Es tan evidente ello, que incluso algunos mandatarios latinoamericanos, como el venezolano Hugo Chávez, y el nicaragüense Daniel Ortega, optaron por no ir al cambio de mando, tal vez conscientes de que no tendrán qué hablar con Chile ahora.
Las preocupaciones multilaterales de la ahora ex presidenta Michelle Bachelet cedieron paso a una diplomacia de los negocios sin matices aún definidos, que poca relación tiene con proyectos socialistas como los de Chávez, Ortega o Raúl Castro.
“Las relaciones exteriores son para beneficiar a las personas”, dijo de hecho el nuevo canciller chileno, Alfredo Moreno, un ex gerente del grupo Fallabella, conglomerado chileno con inversiones en el comercio (retail) en Perú, Colombia y Argentina.

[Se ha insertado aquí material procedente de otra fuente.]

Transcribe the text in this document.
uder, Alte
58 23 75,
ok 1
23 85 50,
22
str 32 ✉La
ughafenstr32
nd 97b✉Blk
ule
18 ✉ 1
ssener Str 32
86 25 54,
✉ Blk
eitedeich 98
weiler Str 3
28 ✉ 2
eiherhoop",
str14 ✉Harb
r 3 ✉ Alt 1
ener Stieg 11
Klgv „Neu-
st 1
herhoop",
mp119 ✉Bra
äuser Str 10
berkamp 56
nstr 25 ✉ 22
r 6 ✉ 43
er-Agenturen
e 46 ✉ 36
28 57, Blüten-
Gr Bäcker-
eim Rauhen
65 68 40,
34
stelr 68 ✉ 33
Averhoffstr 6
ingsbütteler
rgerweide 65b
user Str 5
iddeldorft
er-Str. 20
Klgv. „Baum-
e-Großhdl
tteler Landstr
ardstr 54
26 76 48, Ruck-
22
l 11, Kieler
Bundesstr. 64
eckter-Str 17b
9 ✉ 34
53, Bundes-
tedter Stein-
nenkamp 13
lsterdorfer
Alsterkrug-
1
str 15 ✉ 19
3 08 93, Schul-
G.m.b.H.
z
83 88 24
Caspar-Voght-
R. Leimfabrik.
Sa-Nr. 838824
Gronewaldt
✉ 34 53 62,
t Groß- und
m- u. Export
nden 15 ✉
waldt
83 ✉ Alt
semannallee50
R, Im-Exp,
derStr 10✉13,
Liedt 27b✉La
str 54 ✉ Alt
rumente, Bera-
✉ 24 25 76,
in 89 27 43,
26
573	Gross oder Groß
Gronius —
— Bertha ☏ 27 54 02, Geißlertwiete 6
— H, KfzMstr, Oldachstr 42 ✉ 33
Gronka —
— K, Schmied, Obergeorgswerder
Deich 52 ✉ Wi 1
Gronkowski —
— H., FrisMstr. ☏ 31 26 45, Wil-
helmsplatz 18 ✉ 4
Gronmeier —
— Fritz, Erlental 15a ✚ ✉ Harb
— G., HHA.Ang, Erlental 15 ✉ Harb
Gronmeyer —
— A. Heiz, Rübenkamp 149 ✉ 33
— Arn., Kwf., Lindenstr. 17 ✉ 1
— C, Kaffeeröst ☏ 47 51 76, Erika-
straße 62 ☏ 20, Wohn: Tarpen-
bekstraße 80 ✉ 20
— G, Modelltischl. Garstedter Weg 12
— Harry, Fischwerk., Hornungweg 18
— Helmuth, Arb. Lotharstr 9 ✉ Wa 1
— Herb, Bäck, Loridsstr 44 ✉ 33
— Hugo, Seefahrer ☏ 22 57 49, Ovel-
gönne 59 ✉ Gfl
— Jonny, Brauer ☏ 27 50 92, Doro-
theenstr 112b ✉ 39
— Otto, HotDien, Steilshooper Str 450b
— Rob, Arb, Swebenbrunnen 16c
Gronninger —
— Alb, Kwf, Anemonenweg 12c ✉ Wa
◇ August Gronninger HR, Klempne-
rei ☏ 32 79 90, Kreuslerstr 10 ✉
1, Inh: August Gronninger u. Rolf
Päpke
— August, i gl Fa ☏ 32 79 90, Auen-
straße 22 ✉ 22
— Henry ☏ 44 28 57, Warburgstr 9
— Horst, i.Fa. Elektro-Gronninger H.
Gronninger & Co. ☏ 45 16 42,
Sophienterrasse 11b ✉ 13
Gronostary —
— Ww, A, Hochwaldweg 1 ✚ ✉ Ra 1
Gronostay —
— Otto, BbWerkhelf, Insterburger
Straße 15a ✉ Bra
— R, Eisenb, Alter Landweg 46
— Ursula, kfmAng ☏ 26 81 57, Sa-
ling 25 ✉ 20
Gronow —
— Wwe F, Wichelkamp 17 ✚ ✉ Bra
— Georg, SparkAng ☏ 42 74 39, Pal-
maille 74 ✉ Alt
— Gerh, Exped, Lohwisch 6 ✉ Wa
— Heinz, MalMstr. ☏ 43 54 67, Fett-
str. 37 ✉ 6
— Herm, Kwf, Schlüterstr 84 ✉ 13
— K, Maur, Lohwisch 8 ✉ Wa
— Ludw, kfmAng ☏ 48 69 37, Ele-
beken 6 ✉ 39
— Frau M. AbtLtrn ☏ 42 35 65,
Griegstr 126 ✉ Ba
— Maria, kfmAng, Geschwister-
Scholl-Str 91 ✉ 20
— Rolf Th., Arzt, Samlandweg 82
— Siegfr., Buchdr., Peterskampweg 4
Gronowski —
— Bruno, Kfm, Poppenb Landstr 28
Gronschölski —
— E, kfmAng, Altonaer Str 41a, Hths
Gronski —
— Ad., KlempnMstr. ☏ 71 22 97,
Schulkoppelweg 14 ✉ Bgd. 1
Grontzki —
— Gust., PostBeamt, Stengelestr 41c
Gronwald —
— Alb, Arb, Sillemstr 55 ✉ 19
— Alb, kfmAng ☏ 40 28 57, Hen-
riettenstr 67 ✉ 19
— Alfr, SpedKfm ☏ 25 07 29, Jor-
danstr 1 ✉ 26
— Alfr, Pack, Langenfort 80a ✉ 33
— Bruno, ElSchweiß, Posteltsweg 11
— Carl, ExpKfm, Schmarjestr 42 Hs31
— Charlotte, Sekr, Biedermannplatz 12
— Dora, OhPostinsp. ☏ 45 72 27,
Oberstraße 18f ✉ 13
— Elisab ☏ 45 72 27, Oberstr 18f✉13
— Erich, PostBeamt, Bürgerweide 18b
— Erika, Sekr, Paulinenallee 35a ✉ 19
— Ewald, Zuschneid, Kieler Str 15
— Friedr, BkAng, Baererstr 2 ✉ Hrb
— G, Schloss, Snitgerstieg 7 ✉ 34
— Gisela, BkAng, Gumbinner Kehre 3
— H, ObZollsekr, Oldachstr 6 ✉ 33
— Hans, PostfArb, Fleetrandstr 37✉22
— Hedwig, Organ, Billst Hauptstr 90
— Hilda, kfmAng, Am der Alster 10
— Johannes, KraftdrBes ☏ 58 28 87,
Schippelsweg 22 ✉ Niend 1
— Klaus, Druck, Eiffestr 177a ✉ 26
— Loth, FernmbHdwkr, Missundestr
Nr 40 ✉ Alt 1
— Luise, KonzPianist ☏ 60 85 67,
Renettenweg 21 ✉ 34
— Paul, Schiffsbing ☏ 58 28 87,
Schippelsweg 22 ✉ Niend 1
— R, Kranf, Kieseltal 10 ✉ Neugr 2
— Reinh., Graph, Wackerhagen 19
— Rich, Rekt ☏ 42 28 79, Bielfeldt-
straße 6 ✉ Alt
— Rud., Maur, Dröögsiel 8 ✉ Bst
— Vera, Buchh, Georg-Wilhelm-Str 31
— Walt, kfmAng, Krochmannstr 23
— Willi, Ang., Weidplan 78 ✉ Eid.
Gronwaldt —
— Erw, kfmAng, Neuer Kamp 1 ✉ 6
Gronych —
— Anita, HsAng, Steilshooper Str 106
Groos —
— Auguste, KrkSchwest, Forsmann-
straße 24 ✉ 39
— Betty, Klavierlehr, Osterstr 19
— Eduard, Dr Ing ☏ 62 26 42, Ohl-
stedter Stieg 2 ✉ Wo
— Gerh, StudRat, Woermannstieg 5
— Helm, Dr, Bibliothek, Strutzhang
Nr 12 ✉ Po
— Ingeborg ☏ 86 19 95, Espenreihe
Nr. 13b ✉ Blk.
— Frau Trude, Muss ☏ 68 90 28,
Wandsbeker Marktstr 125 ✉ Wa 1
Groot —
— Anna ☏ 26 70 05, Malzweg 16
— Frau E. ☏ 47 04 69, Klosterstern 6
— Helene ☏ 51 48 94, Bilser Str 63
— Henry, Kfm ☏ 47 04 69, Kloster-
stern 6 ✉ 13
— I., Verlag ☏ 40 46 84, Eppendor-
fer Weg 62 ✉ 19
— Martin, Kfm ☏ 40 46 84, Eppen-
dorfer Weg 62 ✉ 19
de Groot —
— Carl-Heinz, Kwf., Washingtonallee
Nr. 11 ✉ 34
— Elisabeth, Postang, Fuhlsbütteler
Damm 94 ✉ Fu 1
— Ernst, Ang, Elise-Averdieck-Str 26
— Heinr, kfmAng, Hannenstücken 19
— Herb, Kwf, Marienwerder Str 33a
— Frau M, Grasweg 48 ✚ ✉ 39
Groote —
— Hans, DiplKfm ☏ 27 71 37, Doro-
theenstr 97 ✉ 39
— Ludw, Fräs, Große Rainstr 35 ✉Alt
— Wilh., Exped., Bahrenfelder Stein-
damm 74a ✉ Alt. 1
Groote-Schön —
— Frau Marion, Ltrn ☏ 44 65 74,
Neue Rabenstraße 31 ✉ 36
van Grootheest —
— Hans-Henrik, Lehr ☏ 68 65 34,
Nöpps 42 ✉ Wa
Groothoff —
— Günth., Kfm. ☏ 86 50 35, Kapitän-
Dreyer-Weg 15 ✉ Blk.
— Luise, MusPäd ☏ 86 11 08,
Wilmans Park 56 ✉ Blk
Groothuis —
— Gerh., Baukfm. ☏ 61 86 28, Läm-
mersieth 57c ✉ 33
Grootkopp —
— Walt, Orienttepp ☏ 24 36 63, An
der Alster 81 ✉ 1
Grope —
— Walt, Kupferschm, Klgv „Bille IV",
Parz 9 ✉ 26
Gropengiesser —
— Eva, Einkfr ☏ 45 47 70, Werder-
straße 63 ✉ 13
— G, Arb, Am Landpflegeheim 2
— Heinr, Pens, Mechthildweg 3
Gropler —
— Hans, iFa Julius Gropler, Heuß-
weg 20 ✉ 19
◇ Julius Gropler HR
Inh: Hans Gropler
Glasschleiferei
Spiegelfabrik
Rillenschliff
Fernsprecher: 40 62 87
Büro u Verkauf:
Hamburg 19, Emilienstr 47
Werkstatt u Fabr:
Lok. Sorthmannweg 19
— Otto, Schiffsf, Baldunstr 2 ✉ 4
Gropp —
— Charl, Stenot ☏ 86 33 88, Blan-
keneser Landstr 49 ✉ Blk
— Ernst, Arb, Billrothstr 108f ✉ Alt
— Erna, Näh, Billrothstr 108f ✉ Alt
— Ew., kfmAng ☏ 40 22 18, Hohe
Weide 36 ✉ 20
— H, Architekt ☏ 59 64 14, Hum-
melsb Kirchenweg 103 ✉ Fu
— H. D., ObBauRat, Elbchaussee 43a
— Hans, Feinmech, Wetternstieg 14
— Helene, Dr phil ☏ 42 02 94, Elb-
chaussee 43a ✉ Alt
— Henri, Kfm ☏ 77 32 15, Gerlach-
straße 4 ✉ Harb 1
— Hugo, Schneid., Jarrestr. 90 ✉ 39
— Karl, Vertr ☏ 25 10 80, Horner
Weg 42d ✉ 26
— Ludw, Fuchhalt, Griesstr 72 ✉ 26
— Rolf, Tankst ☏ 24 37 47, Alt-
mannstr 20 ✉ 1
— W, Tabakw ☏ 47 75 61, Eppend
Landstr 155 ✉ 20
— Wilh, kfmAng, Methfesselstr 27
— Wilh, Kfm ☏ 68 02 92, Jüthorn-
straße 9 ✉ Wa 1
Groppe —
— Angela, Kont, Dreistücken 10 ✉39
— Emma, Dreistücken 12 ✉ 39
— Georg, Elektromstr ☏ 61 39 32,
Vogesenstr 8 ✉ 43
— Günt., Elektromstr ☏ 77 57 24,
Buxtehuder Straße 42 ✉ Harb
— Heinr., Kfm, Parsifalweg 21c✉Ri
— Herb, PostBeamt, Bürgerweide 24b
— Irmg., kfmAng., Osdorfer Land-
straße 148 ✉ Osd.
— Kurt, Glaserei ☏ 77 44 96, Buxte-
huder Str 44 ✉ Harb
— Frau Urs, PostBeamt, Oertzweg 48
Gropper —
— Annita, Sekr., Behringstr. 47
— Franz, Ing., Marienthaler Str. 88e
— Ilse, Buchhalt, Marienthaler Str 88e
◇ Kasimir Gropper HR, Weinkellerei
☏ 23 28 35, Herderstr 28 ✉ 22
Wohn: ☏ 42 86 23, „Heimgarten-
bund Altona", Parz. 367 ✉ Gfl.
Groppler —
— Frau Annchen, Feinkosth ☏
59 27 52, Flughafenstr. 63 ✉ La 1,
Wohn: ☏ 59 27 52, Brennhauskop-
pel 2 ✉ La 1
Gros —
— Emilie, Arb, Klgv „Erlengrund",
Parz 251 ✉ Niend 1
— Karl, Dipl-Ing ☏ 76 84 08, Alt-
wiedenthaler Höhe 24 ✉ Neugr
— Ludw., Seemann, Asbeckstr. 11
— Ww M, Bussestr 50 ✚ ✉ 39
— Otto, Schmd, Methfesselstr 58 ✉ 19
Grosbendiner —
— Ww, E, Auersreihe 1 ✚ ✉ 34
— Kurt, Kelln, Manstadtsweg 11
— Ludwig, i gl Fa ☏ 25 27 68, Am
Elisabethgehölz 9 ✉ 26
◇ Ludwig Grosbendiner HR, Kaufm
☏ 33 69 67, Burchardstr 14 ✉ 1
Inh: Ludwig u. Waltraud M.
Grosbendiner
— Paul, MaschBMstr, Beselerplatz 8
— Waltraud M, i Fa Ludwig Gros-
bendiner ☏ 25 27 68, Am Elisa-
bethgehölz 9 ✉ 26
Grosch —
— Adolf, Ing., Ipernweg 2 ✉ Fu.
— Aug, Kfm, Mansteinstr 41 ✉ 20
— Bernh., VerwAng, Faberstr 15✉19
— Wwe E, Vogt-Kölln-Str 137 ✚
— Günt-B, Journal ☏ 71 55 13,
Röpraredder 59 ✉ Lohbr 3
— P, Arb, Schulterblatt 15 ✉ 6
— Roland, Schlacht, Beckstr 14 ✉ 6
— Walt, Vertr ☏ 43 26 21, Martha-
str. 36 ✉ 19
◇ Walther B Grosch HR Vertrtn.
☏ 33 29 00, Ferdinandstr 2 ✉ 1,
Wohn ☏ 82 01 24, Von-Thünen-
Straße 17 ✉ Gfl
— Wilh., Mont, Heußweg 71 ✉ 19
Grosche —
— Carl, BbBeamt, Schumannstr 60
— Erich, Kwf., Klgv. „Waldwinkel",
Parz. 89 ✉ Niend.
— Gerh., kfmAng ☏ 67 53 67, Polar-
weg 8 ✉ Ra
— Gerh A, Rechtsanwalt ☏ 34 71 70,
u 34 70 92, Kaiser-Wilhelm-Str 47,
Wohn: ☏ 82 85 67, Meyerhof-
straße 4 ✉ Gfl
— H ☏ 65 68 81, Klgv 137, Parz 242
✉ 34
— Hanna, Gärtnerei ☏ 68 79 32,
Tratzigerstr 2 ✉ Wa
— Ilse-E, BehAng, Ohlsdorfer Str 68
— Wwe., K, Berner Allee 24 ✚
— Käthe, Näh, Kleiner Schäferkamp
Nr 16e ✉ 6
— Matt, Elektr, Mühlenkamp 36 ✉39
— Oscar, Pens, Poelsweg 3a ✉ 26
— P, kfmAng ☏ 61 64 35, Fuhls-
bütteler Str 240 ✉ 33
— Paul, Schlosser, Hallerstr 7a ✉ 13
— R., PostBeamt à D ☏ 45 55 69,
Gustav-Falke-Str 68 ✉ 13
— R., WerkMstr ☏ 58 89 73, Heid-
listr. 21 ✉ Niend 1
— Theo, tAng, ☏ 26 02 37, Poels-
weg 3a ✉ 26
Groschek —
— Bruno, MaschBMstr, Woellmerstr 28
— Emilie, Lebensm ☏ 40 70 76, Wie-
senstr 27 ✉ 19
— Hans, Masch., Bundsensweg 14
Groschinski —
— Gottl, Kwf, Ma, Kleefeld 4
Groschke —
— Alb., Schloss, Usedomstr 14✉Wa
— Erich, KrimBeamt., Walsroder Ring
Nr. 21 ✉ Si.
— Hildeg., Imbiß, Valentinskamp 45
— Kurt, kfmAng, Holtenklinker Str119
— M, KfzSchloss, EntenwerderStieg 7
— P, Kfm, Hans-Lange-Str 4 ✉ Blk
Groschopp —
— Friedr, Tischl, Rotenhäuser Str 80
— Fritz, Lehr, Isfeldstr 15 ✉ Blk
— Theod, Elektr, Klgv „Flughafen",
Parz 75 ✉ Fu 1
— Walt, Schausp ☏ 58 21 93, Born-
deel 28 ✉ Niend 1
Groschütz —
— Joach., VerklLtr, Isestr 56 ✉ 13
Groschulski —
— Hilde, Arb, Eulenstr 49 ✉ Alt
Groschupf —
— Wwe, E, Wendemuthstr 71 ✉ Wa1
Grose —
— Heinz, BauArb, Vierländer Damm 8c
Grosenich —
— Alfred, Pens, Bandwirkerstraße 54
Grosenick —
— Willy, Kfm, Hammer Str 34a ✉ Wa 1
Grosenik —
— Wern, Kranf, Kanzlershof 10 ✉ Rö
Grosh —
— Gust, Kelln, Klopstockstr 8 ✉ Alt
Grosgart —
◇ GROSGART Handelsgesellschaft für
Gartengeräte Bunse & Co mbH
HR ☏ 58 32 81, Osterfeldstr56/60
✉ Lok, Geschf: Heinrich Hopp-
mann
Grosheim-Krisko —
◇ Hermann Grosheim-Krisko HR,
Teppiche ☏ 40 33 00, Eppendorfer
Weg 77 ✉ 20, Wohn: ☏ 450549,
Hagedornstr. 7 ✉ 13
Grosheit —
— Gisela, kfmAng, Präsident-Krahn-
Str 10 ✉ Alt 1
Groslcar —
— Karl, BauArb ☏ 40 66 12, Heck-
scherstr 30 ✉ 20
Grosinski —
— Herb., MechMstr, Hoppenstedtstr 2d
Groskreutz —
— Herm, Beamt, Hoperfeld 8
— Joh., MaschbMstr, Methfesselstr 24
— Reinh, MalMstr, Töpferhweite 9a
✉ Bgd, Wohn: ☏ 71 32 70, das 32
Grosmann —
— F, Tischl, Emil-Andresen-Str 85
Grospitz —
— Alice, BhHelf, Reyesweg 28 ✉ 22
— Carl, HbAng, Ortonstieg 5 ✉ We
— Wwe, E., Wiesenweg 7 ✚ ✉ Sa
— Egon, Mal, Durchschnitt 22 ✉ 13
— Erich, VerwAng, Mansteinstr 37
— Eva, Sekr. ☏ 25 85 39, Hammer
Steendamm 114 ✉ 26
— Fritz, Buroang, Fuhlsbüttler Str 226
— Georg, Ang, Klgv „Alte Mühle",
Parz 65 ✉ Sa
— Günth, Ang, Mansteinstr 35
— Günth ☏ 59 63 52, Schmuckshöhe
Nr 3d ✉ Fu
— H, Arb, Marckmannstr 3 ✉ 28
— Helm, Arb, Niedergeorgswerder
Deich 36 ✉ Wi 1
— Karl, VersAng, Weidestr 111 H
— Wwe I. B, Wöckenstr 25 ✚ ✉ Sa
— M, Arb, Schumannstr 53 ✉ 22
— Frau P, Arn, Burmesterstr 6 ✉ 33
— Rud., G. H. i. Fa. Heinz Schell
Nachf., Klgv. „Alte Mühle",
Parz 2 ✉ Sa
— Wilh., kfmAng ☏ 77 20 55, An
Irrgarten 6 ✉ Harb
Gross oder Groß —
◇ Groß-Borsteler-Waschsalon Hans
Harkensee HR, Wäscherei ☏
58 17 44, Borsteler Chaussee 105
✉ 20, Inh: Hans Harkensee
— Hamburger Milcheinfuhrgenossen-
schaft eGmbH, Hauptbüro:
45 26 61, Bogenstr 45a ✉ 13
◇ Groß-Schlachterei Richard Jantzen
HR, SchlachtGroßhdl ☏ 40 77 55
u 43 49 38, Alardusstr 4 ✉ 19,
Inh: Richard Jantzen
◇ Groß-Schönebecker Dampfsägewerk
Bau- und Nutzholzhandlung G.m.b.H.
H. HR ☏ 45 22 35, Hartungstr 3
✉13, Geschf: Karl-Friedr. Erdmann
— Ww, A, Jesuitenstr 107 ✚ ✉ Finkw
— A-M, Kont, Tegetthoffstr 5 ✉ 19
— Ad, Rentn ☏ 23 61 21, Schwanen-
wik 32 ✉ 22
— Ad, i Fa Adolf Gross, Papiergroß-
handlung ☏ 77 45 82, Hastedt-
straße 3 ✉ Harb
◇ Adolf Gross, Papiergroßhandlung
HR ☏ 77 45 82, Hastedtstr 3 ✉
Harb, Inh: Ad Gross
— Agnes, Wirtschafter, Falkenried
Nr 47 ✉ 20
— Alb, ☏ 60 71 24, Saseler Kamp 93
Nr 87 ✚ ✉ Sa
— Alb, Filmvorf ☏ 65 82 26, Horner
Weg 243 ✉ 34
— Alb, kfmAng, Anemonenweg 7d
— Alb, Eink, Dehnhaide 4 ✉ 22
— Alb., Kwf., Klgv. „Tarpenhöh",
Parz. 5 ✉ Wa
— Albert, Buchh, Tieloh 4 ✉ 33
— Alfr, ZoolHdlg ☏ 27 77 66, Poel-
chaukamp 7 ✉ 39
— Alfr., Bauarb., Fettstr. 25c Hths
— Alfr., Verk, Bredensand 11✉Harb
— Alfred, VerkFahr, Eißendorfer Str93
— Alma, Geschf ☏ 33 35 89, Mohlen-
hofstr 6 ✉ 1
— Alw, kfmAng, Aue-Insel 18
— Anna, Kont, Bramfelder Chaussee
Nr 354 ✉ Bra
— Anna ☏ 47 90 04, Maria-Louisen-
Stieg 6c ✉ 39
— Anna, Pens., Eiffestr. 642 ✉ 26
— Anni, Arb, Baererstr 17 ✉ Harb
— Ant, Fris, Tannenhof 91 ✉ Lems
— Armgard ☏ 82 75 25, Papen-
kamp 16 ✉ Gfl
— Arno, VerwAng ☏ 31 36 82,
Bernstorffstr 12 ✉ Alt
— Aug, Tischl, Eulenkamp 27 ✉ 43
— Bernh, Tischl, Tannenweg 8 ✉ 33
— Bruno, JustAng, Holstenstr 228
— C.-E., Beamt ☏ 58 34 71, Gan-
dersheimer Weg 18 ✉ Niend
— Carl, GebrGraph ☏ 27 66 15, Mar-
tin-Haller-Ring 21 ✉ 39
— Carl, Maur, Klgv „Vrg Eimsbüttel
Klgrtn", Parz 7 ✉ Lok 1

De hecho, en política exterior, el principal interés de Piñera es defender y movilizar la presencia de las empresas chilenas en el mundo, en especial en América Latina y Asia, como ya dijo.
“(La integración comercial y financiera) es una política de Estado que va a ser fortalecida”, señaló apenas electo.
El tema no es menor en Chile, país donde las inversiones históricas de las empresas en el exterior representan un tercio del producto interno bruto y suman unos 50.000 millones de dólares, más que el PIB de países como Uruguay, Bolivia o Costa Rica.
Pero ese énfasis en una diplomacia de los negocios tal vez aleje a Piñera del papel de liderazgo que la derecha iberoamericana parece querer otorgarle, como anunciara el líder conservador español José María Aznar.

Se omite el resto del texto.